As patients navigate the dispute process, the practical steps they take are often visible in the stacks of forms and correspondence that follow a disputed bill. Complaints vary in their content, but a typical submission, as illustrated in the material reviewed here, includes a detailed explanation from the patient describing why they believe a fee was unexpected, copies of the bill in question, and any prior communications with the provider or insurer. Those submissions help investigators and billing officials track the types of billing practices at issue and provide a paper trail that documents the patient experience from the appointment to the disputed charge.
The episode illustrates the way paperwork and the complaint process become central elements of a patient's attempt to resolve unexpected medical charges. From the kitchen-table review of statements to the submission of formal complaints, patients are compiling records and raising questions about fees they say they did not anticipate. Investigators continue to examine the evidence patients and providers supply to determine how these fees are appearing on bills for what many describe as routine care. Updated 17 hours ago, this reporting reflects the ongoing attention to the issue as consumers, investigators and billing offices engage over how facility fees are represented and contested on medical statements.
As of mid-2026, at least nine states have laws prohibiting outpatient facility fees for specified routine services like preventive care, evaluation and management visits, and telehealth, with others requiring advance notice.
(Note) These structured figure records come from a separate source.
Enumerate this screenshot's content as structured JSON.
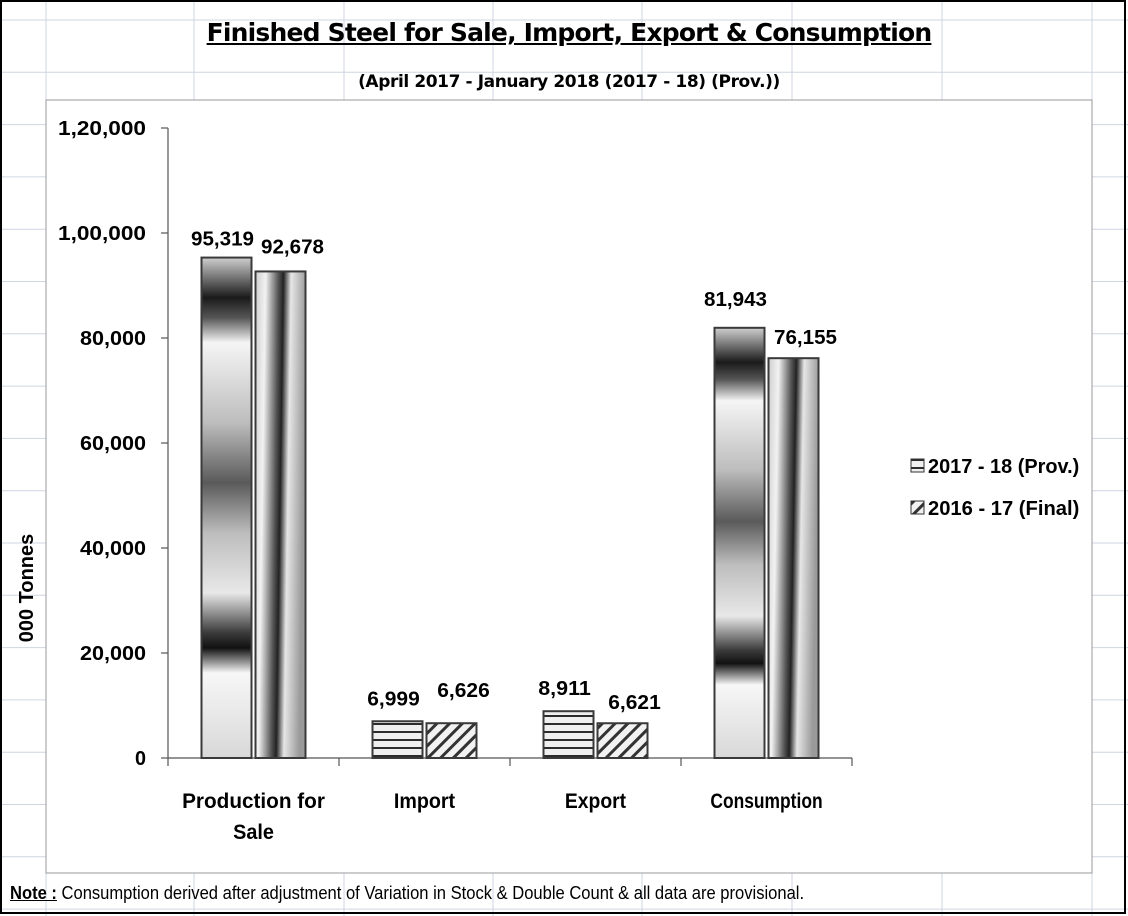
{
  "chart_data": {
    "type": "bar",
    "title": "Finished Steel for Sale, Import, Export & Consumption",
    "subtitle": "(April 2017 - January 2018 (2017 - 18) (Prov.))",
    "ylabel": "000 Tonnes",
    "xlabel": "",
    "ylim": [
      0,
      120000
    ],
    "yticks": [
      0,
      20000,
      40000,
      60000,
      80000,
      100000,
      120000
    ],
    "ytick_labels": [
      "0",
      "20,000",
      "40,000",
      "60,000",
      "80,000",
      "1,00,000",
      "1,20,000"
    ],
    "categories": [
      "Production for Sale",
      "Import",
      "Export",
      "Consumption"
    ],
    "category_label_lines": [
      [
        "Production for",
        "Sale"
      ],
      [
        "Import"
      ],
      [
        "Export"
      ],
      [
        "Consumption"
      ]
    ],
    "series": [
      {
        "name": "2017 - 18 (Prov.)",
        "values": [
          95319,
          6999,
          8911,
          81943
        ],
        "labels": [
          "95,319",
          "6,999",
          "8,911",
          "81,943"
        ]
      },
      {
        "name": "2016 - 17 (Final)",
        "values": [
          92678,
          6626,
          6621,
          76155
        ],
        "labels": [
          "92,678",
          "6,626",
          "6,621",
          "76,155"
        ]
      }
    ],
    "legend_position": "right",
    "grid": false
  },
  "note": {
    "label": "Note :",
    "text": " Consumption derived after adjustment of Variation in Stock & Double Count & all data are provisional."
  },
  "colors": {
    "bar_outline": "#3a3a3a",
    "sheet_gridline": "#cfd6e0",
    "frame": "#000000"
  }
}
New Mexico's 2026 legislation bans such charges for preventive outpatient care, vaccinations, and telehealth starting in 2027, while Texas advanced similar patient protections in 2025. (New Mexico Health Care Authority, CHIR Georgetown)
Independent analyses show facility fees have grown sharply over time: RAND researchers estimated the mean facility fee per claim rose from about $113 in 2004 to roughly $713 in 2021 (a roughly 531% increase), and the Health Care Cost Institute reported the average price for a primary care visit was about $116 in 2022 while a small but meaningful share of visits carried an associated facility fee.
Government and academic reviews link hospital acquisition of physician practices to higher outpatient prices: MedPAC and GAO analyses and peer‑reviewed studies have found that converting office-based practices to hospital outpatient departments is associated with double‑digit increases in commercial office-visit prices, and one analysis estimated Medicare spending rose by about $615 million with beneficiary cost sharing up roughly $150 million between 2015 and 2019.
Regulatory changes and state reporting are beginning to affect how facility fees are billed and paid: CMS’s CY2026 outpatient final rule expanded site‑neutral payment policies to cover certain drug administration services, applying a Physician Fee Schedule‑equivalent rate of roughly 40% of the hospital outpatient rate, and state filings such as Connecticut’s CY2023 report show average facility fees per outpatient visit on the order of $1,525 and total facility‑fee filings of about $659 million, underscoring the scale of these charges.